At the other park they didnt have many rules. Just your standard scoop your poop. I was there one day and some idiots brought 3 IN HEAT females to this park, I had great control over mine so he never went near them as I normally collected him and left. But, to bring 3 IN HEAT females to the dog park? All the males started fighting altered or not and mine was the only one not partaking in it...but seriously why would you ever bring an in heat female to a dog park? That is just asking for trouble. Many would argue that my male wasnt fixed, but, my male is also controlled. The people who own the female shouldnt of brought that dog to the park in heat..they should of waited. I have no idea what they were thinking and of course I was the only one who noticed these dogs in heat. So I walked around telling everyone who then took their dogs and put them on leash and had it out with the owner. Him and I argued for over 15 minutes and he was complaining my dog wasnt neutered and I told him I dont care if your female isnt fixed, just dont bring her to the park when shes in heat...anyway I called and complained to the City who changed the rule. Your welcome to bring intact pets providing they are controlled but no in heat females please. 

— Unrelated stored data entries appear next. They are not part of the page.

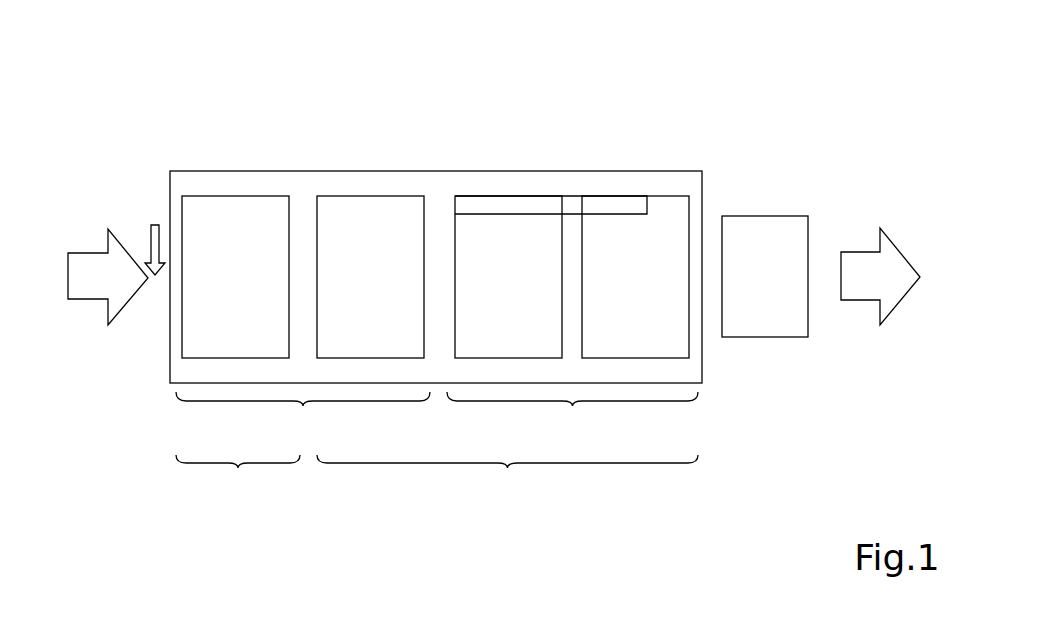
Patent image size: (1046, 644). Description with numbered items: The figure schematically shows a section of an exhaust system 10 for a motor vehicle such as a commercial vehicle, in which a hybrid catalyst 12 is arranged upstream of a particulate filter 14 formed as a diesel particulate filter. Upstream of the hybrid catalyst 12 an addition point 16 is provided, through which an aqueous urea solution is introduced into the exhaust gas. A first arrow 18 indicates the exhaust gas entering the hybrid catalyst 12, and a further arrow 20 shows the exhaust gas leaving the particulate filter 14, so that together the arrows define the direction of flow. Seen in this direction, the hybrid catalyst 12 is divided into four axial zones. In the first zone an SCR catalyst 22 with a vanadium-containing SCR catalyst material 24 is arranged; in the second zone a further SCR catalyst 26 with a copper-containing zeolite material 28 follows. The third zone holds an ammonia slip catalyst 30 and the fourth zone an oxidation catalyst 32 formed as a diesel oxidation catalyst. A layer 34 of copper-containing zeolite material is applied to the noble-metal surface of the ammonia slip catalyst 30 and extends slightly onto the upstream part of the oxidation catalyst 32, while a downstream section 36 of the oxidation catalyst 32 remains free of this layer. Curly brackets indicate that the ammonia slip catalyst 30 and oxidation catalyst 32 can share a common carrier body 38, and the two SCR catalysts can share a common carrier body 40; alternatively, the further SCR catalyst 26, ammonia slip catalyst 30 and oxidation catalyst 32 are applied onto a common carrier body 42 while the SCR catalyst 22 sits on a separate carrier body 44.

The exhaust system 10 is at (173, 130).
The hybrid catalyst 12 is at (645, 185).
The particulate filter 14 is at (765, 235).
The addition point 16 is at (155, 225).
The first arrow 18 is at (95, 285).
The further arrow 20 is at (870, 285).
The SCR catalyst 22 is at (237, 208).
The SCR catalyst material 24 is at (233, 290).
The further SCR catalyst 26 is at (375, 208).
The zeolite material 28 is at (370, 290).
The ammonia slip catalyst 30 is at (530, 230).
The oxidation catalyst 32 is at (620, 232).
The layer 34 is at (473, 208).
The downstream section 36 is at (670, 196).
The common carrier body 38 is at (572, 411).
The common carrier body 40 is at (303, 411).
The common carrier body 42 is at (507, 477).
The separate carrier body 44 is at (238, 477).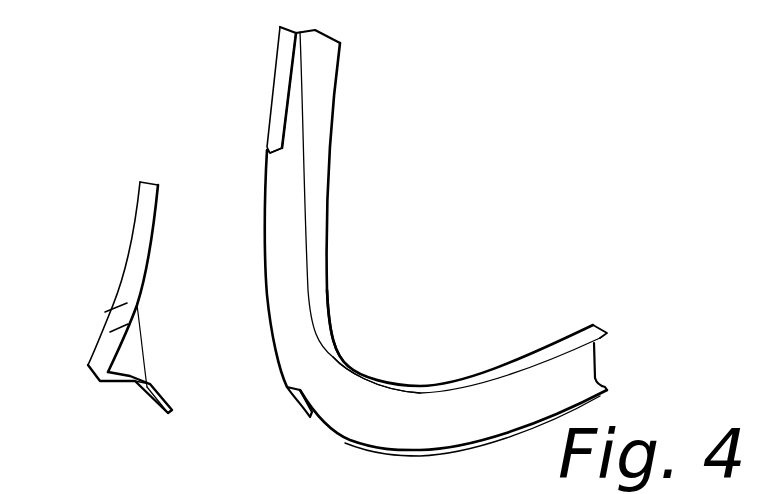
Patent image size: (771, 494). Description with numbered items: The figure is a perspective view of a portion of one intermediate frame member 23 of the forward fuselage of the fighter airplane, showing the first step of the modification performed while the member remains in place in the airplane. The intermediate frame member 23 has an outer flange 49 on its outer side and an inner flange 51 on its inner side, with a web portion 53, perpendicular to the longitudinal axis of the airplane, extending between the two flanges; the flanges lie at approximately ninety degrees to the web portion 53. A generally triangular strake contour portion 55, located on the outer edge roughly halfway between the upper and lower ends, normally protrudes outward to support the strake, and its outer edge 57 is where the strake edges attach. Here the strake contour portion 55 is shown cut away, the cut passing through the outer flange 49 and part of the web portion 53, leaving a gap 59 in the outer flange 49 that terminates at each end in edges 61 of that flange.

The intermediate frame member 23 is at (328, 230).
The outer flange 49 is at (282, 72).
The inner flange 51 is at (330, 297).
The web portion 53 is at (337, 388).
The strake contour portion 55 is at (132, 238).
The outer edge 57 is at (88, 372).
The gap 59 is at (267, 155).
The edges 61 is at (287, 388).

I dont like dog parks, the owners are 90% responsible for the fights that occur. From bringing in people food. To coddling their dogs who screech when another dog sniffs which then arouses all dogs. Ugh, once someone brought a bag of Kibbles and bits to the park and was filling up small bowls for the dogs..gross. I grabbed mine and went home.


----------



## xxshaelxx (Mar 8, 2010)

haha... I think I've had enough bad experiences at the dog park... -.-

I brought Amaya and Ryou to the dog park once when they were both itty bitty sprouts. I was getting them out of the car when I noticed another Siberian Husky there, so I said to them, "Look! Another Sibe! How exciting!" So I got them out and into the park, and I still had their leashes on (didn't know any better), and was about to let them off when the other Sibe runs up. The FIRST thing this dog does is run over to Amaya and start growling and snapping at her, and NOT in a friendly way. Her ears were fully back, her tail was straight out, and her hackles were raised. A guy (not the owner) walked over and told me that they were just establishing dominance, and to let my dogs off the leash. So I did, and watched disaster ensue. This lady's dog CONTINUED to lash out at Amaya in an aggressive manner, several times THROWING her several feet across the ground. I watched as this older, larger Siberian Husky literally dove at Amaya in a full run, and sent her FLYING across the ground, rolling and tumbling, for at LEAST two-three yards!!! And the lady continued to ignore it, but constantly called off her other dog, who was not doing ANYTHING. So finally, as this Sibe has Amaya pinned in a corner, hackles raised, barking and growling and snapping at Amaya, I said "I'm more worried about your other dog," and she goes "Oh, she's not the problem (can't remember his name) here likes to be the boss, so I have to call him off." I was, like, "REALLY?! YOUR DOG HAS MY DOG COWERING!" I didn't say anything, but I left. Didn't feel like getting into it with an ignoramus

THEN, the next time I went to the dog park, there was an unaltered male Bull Terrier there. I am still unsure, to this day, if Amaya was actually in heat or not, because she never showed ANY signs of being in heat, but all of the male dogs did swarm around her at that time. But anyways, this Bull Terrier seemed intent on her, and he rolled her over and was standing over her, like he was dominating her, and it looked like he was going to try to hump her, so this guy (not the owner) tried pushing him off. He was NOT happy about this, so he attacked Amaya, grabbing ahold of her back leg and began to shake it around like a piece of meat. We all jumped on him, pried him off, and someone screamed "GRAB HIS COLLAR, HE'S GOING TO GO AFTER ANOTHER DOG!" Well, it was too late, because at that moment, Ryou happened to be sauntering past, trying to see what was happening. The Bull Terrier PLOWED into Ryou, grabbing him by the neck. So once again, we dived on him and spent about five to ten minutes trying to pry him off. Several of us were working on his teeth, punching him in the nose, others were pulling at his back legs, and kicking him (I know it's horrible, but he wouldn't let go). Finally, we had to pry his mouth open with the pooper-scoopers. The owner immediately took his dog out, and came back in tears, trying to apologize. I told him that it was fine, that the dogs weren't hurt. I took Amaya and Ryou home, totally shaken up, and gave them baths and thoroughly searched them for any kinds of knicks, cuts, bruises, scrapes...nothing. Couldn't find a single thing. Well, Ryou must have had a scrape or something, because he came up with an infection in the same area a few days later and ended up having to get stitches.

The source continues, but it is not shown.